In the first screen test she is playing Cleopatra. A mystical duo appear out of the pyramids and ascend skyward. This is veteran Cirque du Soleil duo, Kevin and Andrew Atherton. They appeared in Varekai, Iris, and more recently Zarkana at the Aria resort and casino in Las Vegas. Their duo straps routine takes them above the stage and in all directions overhead including over the entire audience orchestra section. With no net or safety harness of any kind. They are not only doing numerous tricks and contortions directly over your head, but being propelled around and around the theater and barely missing each other again and again by a hair. You’re not sure who’s going to die first when they crash and plummet, them or you. They safely land, eventually.

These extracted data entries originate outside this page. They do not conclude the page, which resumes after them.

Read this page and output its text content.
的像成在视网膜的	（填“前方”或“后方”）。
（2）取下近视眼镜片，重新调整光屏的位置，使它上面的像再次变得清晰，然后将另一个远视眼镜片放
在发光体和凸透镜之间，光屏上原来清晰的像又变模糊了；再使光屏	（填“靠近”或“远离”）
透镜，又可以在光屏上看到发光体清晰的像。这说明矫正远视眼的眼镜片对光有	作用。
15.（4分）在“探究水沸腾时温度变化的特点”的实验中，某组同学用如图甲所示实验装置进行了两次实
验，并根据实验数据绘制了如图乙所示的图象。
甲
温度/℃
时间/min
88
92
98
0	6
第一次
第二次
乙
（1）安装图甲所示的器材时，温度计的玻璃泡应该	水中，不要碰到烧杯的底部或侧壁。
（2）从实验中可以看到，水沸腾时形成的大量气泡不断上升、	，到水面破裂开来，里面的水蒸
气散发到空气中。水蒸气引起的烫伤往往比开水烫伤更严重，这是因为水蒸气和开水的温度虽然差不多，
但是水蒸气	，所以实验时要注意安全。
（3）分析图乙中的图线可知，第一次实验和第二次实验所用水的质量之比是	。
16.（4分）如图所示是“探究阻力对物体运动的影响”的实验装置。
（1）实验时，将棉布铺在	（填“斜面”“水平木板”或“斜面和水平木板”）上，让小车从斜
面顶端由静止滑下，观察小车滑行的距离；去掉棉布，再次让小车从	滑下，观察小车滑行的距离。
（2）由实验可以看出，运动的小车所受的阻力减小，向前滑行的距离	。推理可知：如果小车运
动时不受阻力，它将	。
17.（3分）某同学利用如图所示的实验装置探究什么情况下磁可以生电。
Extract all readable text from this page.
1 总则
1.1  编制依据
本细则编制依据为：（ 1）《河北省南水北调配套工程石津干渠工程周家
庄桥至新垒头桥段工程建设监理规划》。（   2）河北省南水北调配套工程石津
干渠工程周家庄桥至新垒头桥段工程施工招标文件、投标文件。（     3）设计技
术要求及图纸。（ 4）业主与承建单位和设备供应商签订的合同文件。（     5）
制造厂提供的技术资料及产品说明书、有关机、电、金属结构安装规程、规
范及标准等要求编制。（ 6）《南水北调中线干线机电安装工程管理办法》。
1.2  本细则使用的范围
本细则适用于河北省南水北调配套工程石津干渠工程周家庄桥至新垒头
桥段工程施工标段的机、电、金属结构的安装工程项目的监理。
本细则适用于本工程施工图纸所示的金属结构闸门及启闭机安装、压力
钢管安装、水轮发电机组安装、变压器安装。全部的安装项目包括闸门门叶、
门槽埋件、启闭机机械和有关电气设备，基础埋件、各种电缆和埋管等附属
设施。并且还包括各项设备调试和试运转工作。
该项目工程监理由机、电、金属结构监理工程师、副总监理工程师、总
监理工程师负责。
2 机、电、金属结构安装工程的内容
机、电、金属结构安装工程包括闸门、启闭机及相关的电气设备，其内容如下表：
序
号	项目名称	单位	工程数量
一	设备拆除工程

A sigh of relief and Indigo goes on to her next screen test as Calamity Jane. Set change- western theme. Whips cracking, lassos lassoing, and seven brides for seven brothers dancing (don’t blink or you’ll miss the ax juggling for about three seconds).

Someone brings out a seesaw for no apparent reason and the next thing you know the dancers are teeter boarding up and down on the thing like nobody’s business. Everyone does a flip or two until all other action stops and the last two cowboys try to out-do each other. What follows is the pinnacle of teeter board skills that would make anyone gasp. They not only progress from one difficult trick to another but it is just the two of them on the single prop, jumping, flipping, and precisely landing on the exact same spot so the other can fly and do his flip. Flip with a twist. Double flip. Double flip with a twist. Double flip with a double twist. On and on culminating with (are you sitting?) a quadruple flip.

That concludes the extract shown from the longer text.